House Minority Leader Kevin McCarthy made an infamous mistake in September 2015: The California Republican effectively admitted that the Republicans' Benghazi investigation was a political scheme to undermine Hillary Clinton's presidential campaign. It was a striking reminder that GOP leaders were comfortable using congressional probes for electoral purposes.

Six years later, it's hardly a secret that the party has similar ambitions. Just a few weeks ago, Republican Rep. Matt Gaetz of Florida, looking ahead to the next Congress, told reporters, "We are going to take power after this next election and when we do, it's not going to be the days of Paul Ryan and Trey Gowdy and no real oversight and no real subpoenas. It's going to be the days of Jim Jordan and Marjorie Taylor Greene and Dr. [Paul] Gosar and myself doing everything to get the answers to these questions."

But what, exactly, are the questions? Nearly a year into Joe Biden's presidency, there have been no meaningful political scandals for his GOP detractors to scrutinize, but Axios reported that House Republicans, hoping to reclaim a majority next year, are already writing up a list.

The plans, obtained exclusively by Axios, show House Republican Leader Kevin McCarthy would make muscular use of majority powers for the last two years of President Biden's term if, as expected, the GOP wins the majority in next year's midterms. McCarthy plans to send a spate of "preservation notices" to departments throughout Biden's Cabinet, ordering them to retain documents that might be needed for future GOP oversight hearings.

Right off the bat, we already know that a House Republican majority, should it materialize, would end the investigation into the Jan. 6 attack. It's one of the reasons that the bipartisan panel is racing to get answers now — because it has 12 months to get answers and release its findings.

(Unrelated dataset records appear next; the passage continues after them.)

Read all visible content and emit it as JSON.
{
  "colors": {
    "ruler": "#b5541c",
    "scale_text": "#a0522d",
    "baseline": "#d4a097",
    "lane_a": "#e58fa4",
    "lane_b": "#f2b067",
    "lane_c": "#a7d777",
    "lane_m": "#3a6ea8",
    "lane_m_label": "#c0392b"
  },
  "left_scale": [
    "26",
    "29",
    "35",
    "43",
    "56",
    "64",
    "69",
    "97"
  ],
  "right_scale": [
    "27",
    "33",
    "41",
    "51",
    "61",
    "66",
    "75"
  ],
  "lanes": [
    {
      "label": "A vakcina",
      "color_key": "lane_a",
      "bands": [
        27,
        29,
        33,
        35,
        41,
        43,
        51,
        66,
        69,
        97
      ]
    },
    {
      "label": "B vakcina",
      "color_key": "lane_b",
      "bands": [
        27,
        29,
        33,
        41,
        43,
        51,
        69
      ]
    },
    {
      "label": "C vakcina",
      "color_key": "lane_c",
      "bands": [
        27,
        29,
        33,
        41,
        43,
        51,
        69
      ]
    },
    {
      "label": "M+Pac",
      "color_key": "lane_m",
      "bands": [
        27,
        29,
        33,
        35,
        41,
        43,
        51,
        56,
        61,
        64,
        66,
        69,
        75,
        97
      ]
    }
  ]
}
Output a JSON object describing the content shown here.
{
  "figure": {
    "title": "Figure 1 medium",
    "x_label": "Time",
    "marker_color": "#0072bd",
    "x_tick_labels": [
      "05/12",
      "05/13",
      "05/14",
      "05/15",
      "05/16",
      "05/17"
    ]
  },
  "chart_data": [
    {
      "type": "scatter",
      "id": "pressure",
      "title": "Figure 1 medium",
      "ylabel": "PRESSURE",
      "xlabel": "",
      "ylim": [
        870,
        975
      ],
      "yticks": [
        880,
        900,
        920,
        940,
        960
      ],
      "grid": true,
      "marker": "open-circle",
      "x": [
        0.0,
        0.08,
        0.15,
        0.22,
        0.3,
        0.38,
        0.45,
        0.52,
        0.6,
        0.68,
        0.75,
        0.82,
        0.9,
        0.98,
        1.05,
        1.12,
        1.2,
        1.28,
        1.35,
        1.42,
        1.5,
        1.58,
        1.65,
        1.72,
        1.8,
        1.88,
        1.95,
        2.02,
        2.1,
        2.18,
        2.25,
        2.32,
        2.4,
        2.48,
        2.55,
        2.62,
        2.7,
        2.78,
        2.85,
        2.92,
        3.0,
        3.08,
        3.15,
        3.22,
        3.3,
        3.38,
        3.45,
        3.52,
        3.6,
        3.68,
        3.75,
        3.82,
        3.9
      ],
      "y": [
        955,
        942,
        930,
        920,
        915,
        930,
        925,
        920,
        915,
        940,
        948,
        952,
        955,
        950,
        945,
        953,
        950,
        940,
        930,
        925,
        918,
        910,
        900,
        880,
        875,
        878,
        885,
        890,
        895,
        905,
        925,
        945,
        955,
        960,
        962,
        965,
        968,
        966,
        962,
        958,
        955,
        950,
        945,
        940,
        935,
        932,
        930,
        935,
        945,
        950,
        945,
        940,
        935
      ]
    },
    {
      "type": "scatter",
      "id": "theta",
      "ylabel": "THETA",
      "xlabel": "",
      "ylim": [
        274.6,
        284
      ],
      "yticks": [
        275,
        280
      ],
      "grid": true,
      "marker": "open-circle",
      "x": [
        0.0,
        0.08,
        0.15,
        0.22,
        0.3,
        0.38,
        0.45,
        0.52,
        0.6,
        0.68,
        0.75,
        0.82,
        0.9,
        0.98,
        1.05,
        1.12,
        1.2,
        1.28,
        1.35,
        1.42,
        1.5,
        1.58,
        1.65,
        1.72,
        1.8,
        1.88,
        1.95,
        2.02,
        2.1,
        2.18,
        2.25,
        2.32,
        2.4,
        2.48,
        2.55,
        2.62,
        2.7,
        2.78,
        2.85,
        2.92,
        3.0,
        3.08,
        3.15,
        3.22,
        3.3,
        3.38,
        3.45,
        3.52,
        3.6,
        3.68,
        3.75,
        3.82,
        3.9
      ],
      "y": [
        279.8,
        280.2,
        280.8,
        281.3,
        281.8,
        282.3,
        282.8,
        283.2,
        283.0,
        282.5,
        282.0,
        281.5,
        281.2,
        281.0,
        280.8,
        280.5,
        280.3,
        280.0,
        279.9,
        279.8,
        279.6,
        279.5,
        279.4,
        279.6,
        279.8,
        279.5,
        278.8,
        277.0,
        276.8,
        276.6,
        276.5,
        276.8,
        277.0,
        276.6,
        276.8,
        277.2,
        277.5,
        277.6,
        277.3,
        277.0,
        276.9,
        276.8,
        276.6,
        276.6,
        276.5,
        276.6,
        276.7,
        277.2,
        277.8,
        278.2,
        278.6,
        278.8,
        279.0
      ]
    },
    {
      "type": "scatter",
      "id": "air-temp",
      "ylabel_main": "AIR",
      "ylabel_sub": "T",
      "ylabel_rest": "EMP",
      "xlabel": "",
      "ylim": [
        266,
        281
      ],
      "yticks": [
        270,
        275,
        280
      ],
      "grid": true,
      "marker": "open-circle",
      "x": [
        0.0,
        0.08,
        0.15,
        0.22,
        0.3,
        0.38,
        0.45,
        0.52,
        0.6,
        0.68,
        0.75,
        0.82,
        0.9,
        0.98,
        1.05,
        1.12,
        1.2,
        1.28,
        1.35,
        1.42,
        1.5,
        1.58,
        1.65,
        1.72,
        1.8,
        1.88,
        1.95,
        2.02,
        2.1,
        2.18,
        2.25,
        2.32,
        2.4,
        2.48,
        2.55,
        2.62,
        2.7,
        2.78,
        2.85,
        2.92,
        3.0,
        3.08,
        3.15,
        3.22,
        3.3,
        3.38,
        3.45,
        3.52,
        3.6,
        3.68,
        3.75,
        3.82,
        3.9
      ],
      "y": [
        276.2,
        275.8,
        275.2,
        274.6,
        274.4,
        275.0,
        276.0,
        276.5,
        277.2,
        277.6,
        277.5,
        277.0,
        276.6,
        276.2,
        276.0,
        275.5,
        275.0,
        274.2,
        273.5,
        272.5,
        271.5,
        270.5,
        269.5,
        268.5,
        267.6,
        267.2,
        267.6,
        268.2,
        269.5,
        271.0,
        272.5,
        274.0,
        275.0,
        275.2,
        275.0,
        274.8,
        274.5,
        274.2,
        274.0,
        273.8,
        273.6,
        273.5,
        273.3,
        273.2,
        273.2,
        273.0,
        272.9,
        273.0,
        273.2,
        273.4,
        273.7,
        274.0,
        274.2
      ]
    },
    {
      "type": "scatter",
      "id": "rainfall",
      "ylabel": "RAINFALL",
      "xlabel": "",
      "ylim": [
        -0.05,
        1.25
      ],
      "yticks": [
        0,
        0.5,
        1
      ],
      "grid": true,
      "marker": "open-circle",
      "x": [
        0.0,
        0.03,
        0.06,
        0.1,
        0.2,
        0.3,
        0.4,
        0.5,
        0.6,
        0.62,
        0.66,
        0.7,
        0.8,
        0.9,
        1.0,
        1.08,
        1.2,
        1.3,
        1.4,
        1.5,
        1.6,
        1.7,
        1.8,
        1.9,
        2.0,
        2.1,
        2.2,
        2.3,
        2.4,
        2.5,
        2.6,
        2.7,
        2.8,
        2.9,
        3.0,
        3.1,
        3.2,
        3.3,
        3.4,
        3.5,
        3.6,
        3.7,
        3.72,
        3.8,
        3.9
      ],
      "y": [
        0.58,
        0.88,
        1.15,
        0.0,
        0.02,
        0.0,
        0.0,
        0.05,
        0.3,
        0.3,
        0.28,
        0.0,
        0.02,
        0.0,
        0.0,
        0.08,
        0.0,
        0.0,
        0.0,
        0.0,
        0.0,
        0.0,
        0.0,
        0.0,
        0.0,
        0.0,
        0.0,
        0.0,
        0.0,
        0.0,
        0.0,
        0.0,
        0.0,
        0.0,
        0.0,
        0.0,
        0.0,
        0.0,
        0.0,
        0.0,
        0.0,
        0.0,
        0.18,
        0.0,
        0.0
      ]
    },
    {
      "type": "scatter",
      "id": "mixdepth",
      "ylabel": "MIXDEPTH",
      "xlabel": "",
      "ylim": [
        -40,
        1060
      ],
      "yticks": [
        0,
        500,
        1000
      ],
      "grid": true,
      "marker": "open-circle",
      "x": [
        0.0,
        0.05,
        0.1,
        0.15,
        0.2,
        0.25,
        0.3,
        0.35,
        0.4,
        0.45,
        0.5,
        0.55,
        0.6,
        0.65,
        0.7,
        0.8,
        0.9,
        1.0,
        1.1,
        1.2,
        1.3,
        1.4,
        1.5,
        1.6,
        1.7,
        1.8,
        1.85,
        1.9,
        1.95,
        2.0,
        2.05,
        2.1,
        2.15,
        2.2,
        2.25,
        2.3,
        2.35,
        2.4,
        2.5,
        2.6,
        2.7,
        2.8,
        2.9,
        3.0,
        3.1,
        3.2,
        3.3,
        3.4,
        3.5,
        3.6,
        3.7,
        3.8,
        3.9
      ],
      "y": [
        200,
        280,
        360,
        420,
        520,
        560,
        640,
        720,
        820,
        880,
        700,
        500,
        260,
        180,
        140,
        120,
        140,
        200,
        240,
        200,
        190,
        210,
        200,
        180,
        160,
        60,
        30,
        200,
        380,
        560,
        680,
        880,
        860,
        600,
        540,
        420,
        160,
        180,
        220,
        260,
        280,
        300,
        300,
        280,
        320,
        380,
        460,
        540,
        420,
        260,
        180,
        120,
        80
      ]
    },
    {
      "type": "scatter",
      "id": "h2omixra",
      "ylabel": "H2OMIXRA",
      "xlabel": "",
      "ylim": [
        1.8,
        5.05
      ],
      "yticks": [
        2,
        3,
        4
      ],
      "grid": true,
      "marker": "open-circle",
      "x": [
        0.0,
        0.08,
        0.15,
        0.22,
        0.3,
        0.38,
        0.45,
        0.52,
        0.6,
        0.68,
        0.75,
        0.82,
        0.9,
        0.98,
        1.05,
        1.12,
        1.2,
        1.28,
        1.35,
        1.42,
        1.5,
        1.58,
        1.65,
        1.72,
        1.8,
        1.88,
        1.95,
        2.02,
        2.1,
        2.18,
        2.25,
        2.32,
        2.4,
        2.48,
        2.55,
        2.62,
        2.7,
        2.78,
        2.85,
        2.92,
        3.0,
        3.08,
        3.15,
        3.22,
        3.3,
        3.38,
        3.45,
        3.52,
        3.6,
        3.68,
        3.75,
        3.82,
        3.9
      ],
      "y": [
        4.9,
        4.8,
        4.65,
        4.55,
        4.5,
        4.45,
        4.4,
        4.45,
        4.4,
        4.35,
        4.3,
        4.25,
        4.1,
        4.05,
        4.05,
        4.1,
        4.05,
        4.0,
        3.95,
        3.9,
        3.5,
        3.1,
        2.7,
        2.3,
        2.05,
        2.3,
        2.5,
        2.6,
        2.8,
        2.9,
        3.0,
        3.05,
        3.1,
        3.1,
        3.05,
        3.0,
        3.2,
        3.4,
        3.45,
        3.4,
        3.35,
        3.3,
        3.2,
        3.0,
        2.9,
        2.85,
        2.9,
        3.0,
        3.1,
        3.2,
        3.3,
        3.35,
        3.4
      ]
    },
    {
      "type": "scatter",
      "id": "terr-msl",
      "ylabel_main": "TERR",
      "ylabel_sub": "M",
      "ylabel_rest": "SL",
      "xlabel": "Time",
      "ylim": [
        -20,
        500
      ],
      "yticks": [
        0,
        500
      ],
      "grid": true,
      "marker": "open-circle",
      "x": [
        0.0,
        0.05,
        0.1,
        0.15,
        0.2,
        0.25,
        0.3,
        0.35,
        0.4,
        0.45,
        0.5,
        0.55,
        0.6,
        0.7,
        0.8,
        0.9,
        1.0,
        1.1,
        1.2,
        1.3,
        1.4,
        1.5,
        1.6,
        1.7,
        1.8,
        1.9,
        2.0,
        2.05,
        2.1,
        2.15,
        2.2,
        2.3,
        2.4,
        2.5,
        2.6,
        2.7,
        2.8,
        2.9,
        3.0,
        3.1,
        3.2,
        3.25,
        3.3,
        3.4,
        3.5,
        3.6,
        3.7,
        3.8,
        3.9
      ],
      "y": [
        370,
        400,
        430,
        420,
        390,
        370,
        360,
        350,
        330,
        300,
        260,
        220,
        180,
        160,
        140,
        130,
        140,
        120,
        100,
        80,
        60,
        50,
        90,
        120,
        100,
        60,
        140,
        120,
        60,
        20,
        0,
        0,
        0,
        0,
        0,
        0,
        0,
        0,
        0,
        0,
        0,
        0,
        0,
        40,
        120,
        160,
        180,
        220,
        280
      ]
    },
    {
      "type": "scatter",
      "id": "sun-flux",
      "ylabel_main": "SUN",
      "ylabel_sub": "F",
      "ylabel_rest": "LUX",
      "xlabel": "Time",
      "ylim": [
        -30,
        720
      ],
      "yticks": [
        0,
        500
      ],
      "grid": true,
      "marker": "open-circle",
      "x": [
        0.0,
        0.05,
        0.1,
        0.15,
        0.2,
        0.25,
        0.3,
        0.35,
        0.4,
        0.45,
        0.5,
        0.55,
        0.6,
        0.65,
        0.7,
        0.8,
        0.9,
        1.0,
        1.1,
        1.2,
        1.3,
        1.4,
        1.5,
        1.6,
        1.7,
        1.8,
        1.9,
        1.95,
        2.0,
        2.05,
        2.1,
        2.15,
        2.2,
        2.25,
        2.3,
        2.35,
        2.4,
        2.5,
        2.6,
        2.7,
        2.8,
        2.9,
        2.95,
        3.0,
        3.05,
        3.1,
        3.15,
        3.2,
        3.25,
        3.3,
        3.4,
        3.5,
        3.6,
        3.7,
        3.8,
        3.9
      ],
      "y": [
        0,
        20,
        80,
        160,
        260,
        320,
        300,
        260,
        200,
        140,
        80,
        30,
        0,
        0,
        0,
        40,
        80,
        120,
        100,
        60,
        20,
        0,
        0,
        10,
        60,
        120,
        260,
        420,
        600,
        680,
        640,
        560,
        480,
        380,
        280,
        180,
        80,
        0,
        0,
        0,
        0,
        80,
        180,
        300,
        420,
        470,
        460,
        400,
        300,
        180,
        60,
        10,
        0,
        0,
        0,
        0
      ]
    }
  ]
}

We also know how likely it is that the GOP won't have a legislative agenda to work on — especially given the Democratic White House — which means the party can invest all of its energies into electoral schemes masquerading as congressional oversight hearings.

As for what, specifically, Republicans intend to investigate, Axios' report pointed to some doozies, including dubious concerns that the NSA spied on Fox News' Tucker Carlson and the Justice Department's efforts to protect educators from violent threats.

Remember, this isn't a situation in which GOP lawmakers genuinely believe the NSA spied on a conservative media host, or that federal law enforcement sent FBI agents to unsuspecting homes to harass parents for asking harmless questions at school board meetings. It's McCarthy's 2015 Benghazi strategy all over again: Republicans believe they can score political points by way of congressional spectacles.

The party has an unfortunate track record in this area — remember when then-Rep. Dan Burton shot a melon in his back yard in pursuit of anti-Clinton conspiracy theories? — and if voters give Republicans a chance, the GOP seems eager to make matters worse.

Axios' report concluded, "McCarthy plans to beef up staff, counsel and other resources to be ready to extract information beginning Day 1 if the GOP gets the gavel." Watch this space.